Kara let her breath out in a huff, hand running through her hair. “Yeah, you chose that so you could challenge what people thought that meant.” Her fingers caught in a knot and she jerked them free, agitated. “And what the heck does that have to do with you being gay, anyway?”
This was apparently a double heck conversation. Lena was attracted to a double hecker, wanted to kiss the heck right out of Kara’s mouth, and the thought of it made her feel ridiculous. Lena stood, grabbing her purse. “You know what? I’m not doing this.”
“What is this?” Kara said, exasperated, her voice a whispered shout. “What is happening?”
And she reached out and touched Lena’s arm, grip soft and hesitant. Heat radiated from the point of contact, and Lena felt her stupid blush deepen.
“Nope!!!” she said, voice over-loud, the word deep and elongated for emphasis.
It was Kara’s turn to jerk away, face pale, warmed only by the blush spotting her cheeks.
“I’m sorry, Lena.” Kara looked a little hurt and a lot mystified. “I don’t know what I did, but I feel like I did something wrong, and I’m sorry.”
“You didn’t do anything wrong,” said Lena, rolling her eyes. “You’re very much so Kara Danvers, and that’s the problem.”
“Okay?”
“You’re the most important person in my life.” Lena turned her back on Kara, willing herself to walk away. Apparently her stupid feet weren’t cooperating either. “It’s logical that I would conflate that affection with something sexual.”
She heard the table scrape the ground behind her. "Wait, what?“
Lena reached into her purse, grabbing her phone to call her driver. "But you’re too important for me to be so cavalier as to date you, much less fuck you.”

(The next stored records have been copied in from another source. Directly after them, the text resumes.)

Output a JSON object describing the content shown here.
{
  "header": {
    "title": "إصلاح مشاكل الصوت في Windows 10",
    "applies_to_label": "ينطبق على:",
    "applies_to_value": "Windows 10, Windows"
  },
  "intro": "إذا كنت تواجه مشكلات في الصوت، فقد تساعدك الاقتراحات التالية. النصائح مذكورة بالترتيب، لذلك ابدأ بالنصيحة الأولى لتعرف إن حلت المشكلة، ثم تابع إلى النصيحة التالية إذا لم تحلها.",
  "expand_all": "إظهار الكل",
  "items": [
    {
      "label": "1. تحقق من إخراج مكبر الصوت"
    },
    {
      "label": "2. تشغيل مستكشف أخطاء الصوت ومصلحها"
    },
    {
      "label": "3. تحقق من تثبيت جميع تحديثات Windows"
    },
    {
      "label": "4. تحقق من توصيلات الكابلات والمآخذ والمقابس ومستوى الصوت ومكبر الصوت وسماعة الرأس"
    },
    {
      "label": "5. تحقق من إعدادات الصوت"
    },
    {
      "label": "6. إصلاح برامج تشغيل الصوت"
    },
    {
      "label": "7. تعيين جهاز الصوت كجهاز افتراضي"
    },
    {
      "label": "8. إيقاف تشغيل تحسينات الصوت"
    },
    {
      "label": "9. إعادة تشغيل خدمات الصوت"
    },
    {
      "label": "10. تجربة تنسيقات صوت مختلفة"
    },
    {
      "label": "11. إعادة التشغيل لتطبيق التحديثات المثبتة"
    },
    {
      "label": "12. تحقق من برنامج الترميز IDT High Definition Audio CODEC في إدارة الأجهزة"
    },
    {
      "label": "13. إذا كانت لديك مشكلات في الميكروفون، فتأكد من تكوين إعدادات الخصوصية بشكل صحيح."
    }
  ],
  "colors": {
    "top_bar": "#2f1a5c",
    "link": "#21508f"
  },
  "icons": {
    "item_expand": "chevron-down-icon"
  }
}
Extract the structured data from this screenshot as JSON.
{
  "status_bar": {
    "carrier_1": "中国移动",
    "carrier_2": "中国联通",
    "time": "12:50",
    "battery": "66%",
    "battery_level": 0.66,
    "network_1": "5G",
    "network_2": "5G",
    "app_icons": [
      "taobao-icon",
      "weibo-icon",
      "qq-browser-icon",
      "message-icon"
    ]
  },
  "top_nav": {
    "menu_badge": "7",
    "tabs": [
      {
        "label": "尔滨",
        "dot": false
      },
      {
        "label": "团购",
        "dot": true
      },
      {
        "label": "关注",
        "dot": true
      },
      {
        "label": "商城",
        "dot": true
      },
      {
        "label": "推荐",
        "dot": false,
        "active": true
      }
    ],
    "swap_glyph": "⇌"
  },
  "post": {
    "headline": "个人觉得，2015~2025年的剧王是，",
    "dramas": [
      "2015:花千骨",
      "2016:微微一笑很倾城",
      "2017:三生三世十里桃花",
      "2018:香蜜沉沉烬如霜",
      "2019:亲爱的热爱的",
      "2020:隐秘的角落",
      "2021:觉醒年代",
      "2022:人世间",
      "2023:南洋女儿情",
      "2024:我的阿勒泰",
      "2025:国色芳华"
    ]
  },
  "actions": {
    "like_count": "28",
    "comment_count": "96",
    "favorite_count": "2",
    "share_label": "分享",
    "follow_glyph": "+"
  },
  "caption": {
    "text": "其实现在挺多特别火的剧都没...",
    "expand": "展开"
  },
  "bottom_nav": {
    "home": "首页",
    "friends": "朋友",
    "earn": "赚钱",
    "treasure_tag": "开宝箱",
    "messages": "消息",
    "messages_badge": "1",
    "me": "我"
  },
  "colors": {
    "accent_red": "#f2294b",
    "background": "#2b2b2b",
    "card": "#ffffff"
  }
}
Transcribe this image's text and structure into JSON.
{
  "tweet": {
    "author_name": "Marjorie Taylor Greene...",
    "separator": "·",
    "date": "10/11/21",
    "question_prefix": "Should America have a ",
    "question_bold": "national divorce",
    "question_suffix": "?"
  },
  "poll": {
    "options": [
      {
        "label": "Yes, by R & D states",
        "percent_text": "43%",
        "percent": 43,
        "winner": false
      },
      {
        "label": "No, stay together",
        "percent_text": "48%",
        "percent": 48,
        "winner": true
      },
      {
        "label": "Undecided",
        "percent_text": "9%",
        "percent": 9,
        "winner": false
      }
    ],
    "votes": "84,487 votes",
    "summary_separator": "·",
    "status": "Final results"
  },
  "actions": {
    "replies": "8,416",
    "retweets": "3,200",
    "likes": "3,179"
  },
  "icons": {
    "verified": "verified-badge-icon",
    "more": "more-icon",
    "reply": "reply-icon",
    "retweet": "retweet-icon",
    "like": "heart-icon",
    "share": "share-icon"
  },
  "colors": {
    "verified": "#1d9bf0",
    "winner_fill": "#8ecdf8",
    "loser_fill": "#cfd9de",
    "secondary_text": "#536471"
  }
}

“….I thought you were mad at me, you want to – wait, cavalier as to WHAT?”
“I almost lost you before and it very nearly broke me.” Lena thumbed her driver’s alert, and put her phone back into her purse. “I’m an idiot. Forgive me. Let’s just forget this conversation ever happened.”
“Lena, hold on. Please. You’re the smartest person I know. But not always, like… The most emotionally healthy, for sure.” Kara walked into Lena’s line of vision, her stupid handsome face making itself known, along with the rest of her, and Lena felt arousal and irritation warring in her all at once. “So let’s talk about what we know. We both know this only works if we’re honest with each other, right? If we’re honest with ourselves.” She reached out a hand, and froze halfway through the motion. “Can I touch you?”
Lena felt the buzz of her phone, most likely her driver confirming her summons. “I’d rather you didn’t.”
“Okay.” Kara’s hands fell to her sides, clenching and unclenching in and out of fists. “Can you tell me why it’s so bad that you’re gay?”
Lena heard the voices of Lillian, of countless nuns and priests, answering through her mouth. “There’s nothing wrong with being gay. It’s only wrong if I act gay.”
A smile twitched at the corner of Kara’s mouth. “And my motorcycle makes you want to act gay?”
Lena shot her a look. “It’s not your motorcycle.”
Kara grinned in earnest, adjusting the collar of her oxford. “Right, it’s my shirt.”
“You’re having fun,” said Lena, relieved to see her driver appear down the street over Kara’s shoulder. “I’m not.”
Her eyes moved back to Kara’s, and the expression there took her breath away. The humor was gone - replaced by an intense focus, centered on Lena utterly.
“You could be.”
Lena’s mouth was suddenly dry. “I could be what?”
“Having fun.”
Kara reached out her hand.
Lena stared at it a long moment. She knew how it would feel, to take that hand - dry and implausibly soft and so, so warm. And more than those things - it would feel safe.
She waved her driver off. Kara glanced over her shoulder, realizing what just happened, and turned back, grinning.
“For the record,” said Kara, as Lena’s palm slid against hers, “I think it’s cool as heck that you’re gay.”
Lena was an idiot. Kara Danvers was an idiot.
Maybe Lena could endure a little stupidity.